In his post entitled The future that won’t be distributed, Doc Searls writes:
I think the reason we get upset about What Twitter is Doing, or What Google Is Doing, is that we are too dependent on them.
The Net and the Web are environments that encourage and support both our independence and our interdependence. Single-source one-to-many forms of dependence, such as we have on Google and Twitter are old-skool scaffolds of dependency, within and around which we will build forms of infrastructure where we become ever more fully independent and interdependent — without BigCo or HotCo intermediation. They may be involved, but not as Absolute Necessities. Not as silos. Not as walled gardens we can’t leave.
Data portability is part of it. So is service portability. We will always have BigCos like Google and HotCos like Twitter, to help us out. They are necessary but insufficient members of the future infrastructure where we are free to take or leave any of them — while also appreciating what they do.

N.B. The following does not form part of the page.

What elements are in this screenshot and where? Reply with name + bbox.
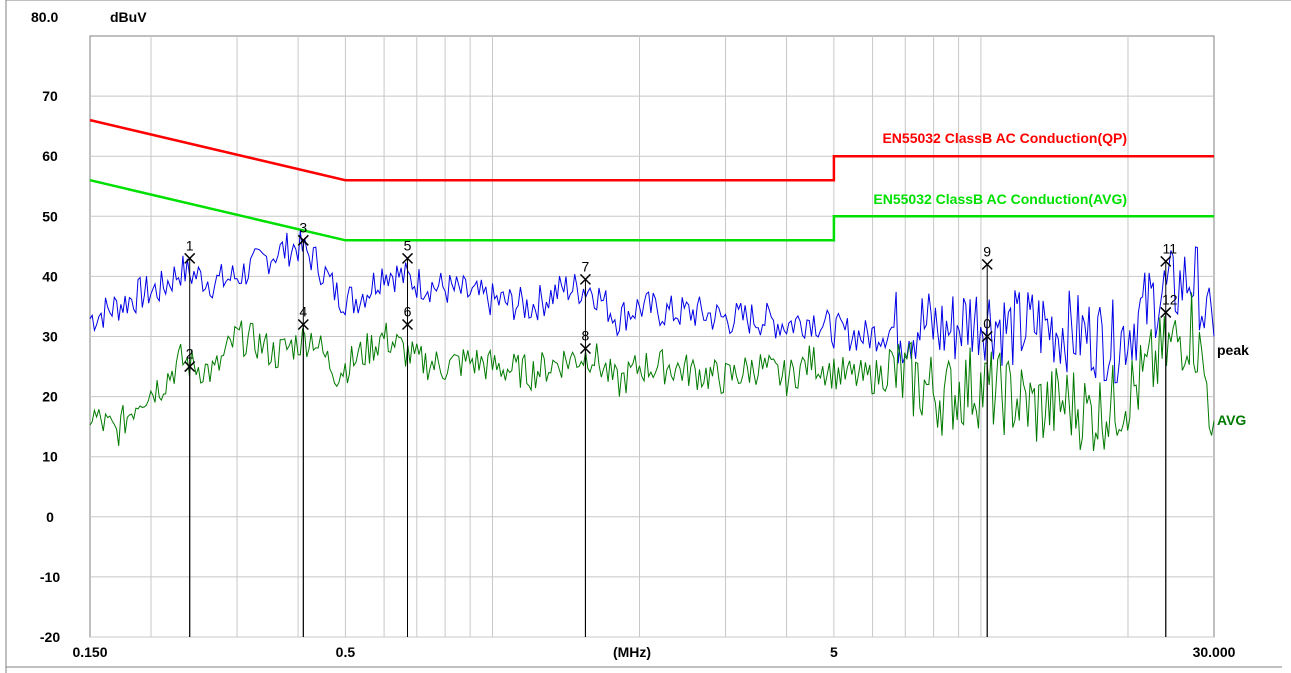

We aren’t there yet. How fast we progress depends on how much we embrace our need for independence.
This is a mission statement for MLSs, making themselves “necessary but insufficient members of the future infrastructure where we are free to take or leave any of them — while also appreciating what they do.” This is the essence of competition, of being big but not too big to fail. All services should have freedom of choice at their center, which would require them to focus on proving in the marketplace why they should be appreciated.